They say that knowledge is power, and there’s a lot of truth to that, but you could say something different about the world of ecommerce: that knowledge is money.
The more you know about what your customers want, how they act, and what drives them, the more effectively you can market to them, cater to their needs, and drive them to convert.
The big question is how you can collect as much data as you can without breaking any privacy laws.
Platforms like Google Analytics and Finteza can give you a lot of insight into where your site users come from and how they interact with the site, based on their referring channel.
Most web analytics platforms also collect demographics data behind web traffic. That data includes average age, interests, household income, devices they ate using, countries and cities they access your site from.
This is a great deal of information to create buyer personas to better relate to your customers.
Keyword research can also help you and your team understand your target customers better. By analyzing searching patterns and questions your target audience tends to ask online, you will be able to relate to their problems, needs, etc.
Even simply searching Google and scrolling through results will help you understand your niche better:
Keyword research is much more than a regular SEO task marketers perform when creating and optimizing content. Keyword research helps them understand the problems their target audience is dealing with and align their marketing strategy to solving those problems in a more efficient way.
Social media offers lots of opportunities for direct communication with your customers, as well as generating information on what they discuss or how they feel about you or your competitors.
First, conduct research into which channels, topics and influencers your target audience typically shows interest in.
Do they prefer Twitter? Facebook? Snapchat, perhaps? Do they post frequently, share existing content, or just lurk? How do they express themselves?
Sparktoro is a great tool that helps identify where your target audience spends time, who they are influenced by and which sites they like to read:
Once you’ve tracked them down and become somewhat familiar with how they approach social media, start getting involved in discussions. Ask whatever questions you think are worth asking, and if pressed on why, provide an honest answer: that you’re trying to learn more about your target audience so you can offer a better service and make more sales. No one will have a problem with that because it’s a win-win situation.
Awario is another great tool to collect data from public social media channels. Set up brand monitoring for your business and your competitors and let the tool collect important information on online sentiment and trends for your target market:
If you don’t currently have any follow-up in the post-purchase period, you’re missing out in some major ways.
Firstly, it’s great for customer retention if you make an effort to keep in touch with people after they’ve bought from you: thank them for their purchase, give them some kind of minor incentive to return (a slight discount on their next order, perhaps), and generally wish them well.
Secondly, it’s a great time to gain some notable insights into how your customers perceive your brand and your product — and to do this, you should set up some automated post-purchase surveys.
You could configure the first survey to go out five days after an order has been fulfilled, for instance (allowing enough time for the product, or products, to be received and tested), then send another one after a month. Anyone who’s bought from you clearly sees some value in your business, so they’re unlikely to deceive you: the feedback they provide will be relevant and potentially very useful.

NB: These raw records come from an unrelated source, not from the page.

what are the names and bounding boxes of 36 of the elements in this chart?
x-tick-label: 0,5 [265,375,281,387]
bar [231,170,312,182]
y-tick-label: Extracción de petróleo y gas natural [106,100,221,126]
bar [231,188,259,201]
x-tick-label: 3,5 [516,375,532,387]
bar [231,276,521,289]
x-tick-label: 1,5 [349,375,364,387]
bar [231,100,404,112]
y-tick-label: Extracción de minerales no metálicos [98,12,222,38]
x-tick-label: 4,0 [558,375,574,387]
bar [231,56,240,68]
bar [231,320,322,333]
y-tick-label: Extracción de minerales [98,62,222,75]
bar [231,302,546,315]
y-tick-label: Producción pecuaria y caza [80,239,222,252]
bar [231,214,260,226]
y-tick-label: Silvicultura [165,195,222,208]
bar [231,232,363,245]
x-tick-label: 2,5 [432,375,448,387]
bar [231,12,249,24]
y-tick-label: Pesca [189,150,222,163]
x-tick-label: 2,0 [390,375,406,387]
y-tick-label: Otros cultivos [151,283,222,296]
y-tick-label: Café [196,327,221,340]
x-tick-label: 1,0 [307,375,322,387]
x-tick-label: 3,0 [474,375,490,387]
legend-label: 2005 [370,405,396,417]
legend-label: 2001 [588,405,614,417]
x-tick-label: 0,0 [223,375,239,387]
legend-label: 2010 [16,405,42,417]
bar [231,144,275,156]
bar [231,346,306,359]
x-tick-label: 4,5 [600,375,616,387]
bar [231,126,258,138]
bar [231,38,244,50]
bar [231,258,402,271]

Social proof is a big deal for online businesses. We tend to instinctively want to make decisions that others would agree with, and fear being thought abnormal in our thinking — so being shown evidence that a product is popular with others has a lot of power in convincing shoppers that it’s worth their time and money. Specific testimonials can be even more impactful: reading about specifically why someone chose to buy a given product.
But that isn’t the only reason to interview happy customers: it’s also a fantastic way to gather feedback, because it makes them feel important and valued.
If they know they’re going to be featured on your website, they’ll be more than willing to talk at length about their problems and why they ultimately decided to buy from you. You can use that insight to make improvements: addressing their criticism and aligning your site to their needs.
One of the biggest issues with online interaction in general (not merely when it concerns ecommerce) is that it can’t replicate the overall experience of meeting your customers in real life and having a regular conversation with them. Even if you host virtual events with your clients, it’s not exactly the same.
Due to this, there’s a lot of value in creating opportunities to engage with your prospective customers in person — and the way to do that is by using real-world events. You can host them (e.g. arranging an industry gathering) or attend them. Either way, you’d get to speak to prospects, which would help a great deal with understanding them.
The more you know about the people you’re trying to sell to, the better you can position your product (what you sell, how you present it, and the nature of your brand) to suit them. In the end, you need to give people what they want, and there’s really no way around that — so make a commitment to gathering the data and, more importantly, using that data to make your product better and your website more user-friendly.